A. Drawing showing the experimental design. Senescent cells exposed to anti-TNF-α long-term treatment and senescent control cells were switched to fresh medium for 24 h and then their conditioned medium was mixed with 1/3 fresh DMEM. These mixtures, senescence conditioned medium (SEN-CM), and anti-TNF-α treated senescence conditioned medium (ATT SEN-CM) were used to treat MCF-7 in a wound healing assay. Conditioned medium from young cells was mixed with DMEM and used as control. B. Light microscopic photographs showing MCF-7 migration in the wound healing assay 0, 4 and 8 h after treatment with SEN-CM or ATT SEN-CM. C. Percentage of migrating cells after 4 and 8 h exposure to SEN-CM and ATT SEN-CM. Data expressed as percent of control. D. Representative pictures of MCF7-derived mammosphers (MS) promotion induced by conditioned media obtained from young cells (CTRL-CM), senescent cells (SEN-CM), and anti-TNF-α treated senescent cells (ATT SEN-CM). E. Quantification of MCF7-derived mammospheres in presence of different conditioned media. Data are presented as number of MS per well, at 3 and 7 days. Data are mean ± S.D. of 3 independent experiments. Scale bar 50 μm. * p < 0.05. * Student's t test, p < 0.05. Data are mean ± S.D. of 3 independent experiments.

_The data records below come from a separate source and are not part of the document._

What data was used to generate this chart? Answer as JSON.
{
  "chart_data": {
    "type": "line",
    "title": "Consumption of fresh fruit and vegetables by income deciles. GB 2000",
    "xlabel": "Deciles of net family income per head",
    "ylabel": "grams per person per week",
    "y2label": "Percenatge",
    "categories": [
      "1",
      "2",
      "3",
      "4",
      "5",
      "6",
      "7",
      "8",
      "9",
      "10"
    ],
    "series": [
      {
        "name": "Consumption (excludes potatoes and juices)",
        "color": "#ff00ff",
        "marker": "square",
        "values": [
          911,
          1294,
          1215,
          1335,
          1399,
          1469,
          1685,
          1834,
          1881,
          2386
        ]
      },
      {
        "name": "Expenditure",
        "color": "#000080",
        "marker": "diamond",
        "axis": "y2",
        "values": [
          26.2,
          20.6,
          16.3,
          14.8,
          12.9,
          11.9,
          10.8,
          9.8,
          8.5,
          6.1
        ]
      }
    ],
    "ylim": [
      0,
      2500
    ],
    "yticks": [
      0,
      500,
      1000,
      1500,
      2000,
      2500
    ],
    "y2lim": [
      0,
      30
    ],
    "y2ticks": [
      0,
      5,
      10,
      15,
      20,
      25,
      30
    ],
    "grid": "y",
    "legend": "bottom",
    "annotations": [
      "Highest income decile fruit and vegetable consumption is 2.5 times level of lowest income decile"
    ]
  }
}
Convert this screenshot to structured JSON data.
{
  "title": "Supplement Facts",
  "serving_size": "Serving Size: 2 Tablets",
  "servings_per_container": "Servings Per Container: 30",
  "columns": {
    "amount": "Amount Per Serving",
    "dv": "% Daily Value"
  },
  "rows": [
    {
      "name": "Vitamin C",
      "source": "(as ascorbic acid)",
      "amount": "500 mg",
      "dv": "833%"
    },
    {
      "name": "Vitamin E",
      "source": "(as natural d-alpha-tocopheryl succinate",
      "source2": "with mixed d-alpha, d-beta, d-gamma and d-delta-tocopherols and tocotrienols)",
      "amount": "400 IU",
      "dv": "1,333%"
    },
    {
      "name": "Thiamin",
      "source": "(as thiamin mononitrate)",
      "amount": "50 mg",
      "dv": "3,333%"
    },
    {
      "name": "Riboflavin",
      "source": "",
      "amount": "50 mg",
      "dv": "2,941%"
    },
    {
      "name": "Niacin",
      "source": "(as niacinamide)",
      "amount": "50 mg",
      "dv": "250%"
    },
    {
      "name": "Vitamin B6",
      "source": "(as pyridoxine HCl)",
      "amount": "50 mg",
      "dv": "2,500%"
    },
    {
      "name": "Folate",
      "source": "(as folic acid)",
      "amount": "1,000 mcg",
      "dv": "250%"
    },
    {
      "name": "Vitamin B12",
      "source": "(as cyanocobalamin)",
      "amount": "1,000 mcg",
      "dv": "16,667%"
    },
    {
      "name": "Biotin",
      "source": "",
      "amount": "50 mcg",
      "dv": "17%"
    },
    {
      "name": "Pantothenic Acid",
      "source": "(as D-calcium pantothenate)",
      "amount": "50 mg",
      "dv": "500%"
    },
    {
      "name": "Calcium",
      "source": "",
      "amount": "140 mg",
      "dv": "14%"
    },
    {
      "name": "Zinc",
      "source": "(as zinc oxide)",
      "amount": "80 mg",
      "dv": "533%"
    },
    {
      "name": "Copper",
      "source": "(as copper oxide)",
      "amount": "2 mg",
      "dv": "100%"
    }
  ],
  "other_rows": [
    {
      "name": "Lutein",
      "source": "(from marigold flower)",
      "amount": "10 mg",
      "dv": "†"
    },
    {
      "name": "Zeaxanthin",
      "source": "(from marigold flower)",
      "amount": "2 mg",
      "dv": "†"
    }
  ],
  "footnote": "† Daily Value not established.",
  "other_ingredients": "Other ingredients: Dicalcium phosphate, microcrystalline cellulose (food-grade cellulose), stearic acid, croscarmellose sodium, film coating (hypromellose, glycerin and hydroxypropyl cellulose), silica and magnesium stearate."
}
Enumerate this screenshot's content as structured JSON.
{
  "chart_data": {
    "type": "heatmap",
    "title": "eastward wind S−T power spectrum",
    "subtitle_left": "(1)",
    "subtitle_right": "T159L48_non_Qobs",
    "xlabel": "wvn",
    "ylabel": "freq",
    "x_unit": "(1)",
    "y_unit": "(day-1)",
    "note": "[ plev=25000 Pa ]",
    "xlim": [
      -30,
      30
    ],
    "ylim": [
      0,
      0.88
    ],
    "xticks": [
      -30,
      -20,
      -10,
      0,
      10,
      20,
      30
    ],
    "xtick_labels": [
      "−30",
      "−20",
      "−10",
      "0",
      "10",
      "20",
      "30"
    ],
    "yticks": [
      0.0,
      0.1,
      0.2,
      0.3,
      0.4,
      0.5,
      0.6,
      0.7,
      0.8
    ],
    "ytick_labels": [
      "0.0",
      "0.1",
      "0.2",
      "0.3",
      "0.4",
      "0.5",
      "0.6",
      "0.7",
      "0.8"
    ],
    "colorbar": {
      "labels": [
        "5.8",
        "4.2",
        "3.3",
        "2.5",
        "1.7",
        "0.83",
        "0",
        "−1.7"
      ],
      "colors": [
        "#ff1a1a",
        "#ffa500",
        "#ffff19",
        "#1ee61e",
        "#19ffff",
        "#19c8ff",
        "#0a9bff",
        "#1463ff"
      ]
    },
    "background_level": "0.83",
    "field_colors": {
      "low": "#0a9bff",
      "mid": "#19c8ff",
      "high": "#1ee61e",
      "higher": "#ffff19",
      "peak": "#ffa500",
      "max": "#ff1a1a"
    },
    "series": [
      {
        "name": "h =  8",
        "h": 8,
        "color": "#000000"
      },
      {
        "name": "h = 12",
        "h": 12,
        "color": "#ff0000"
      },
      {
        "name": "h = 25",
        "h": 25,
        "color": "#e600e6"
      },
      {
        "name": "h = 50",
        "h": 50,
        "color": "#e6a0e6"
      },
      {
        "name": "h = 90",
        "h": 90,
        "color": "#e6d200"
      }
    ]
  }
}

Figure 6. In vivo anti-TNF-α treatment and endothelial senescence-associated miR expression levels in psoriatic patients

MiR-146a-5p A. and miR-126-3p B. expression in CACs from 13 psoriasis patients before and after 3 month anti-TNF-α monotherapy with adalimumab. P from Student's t test for paired samples.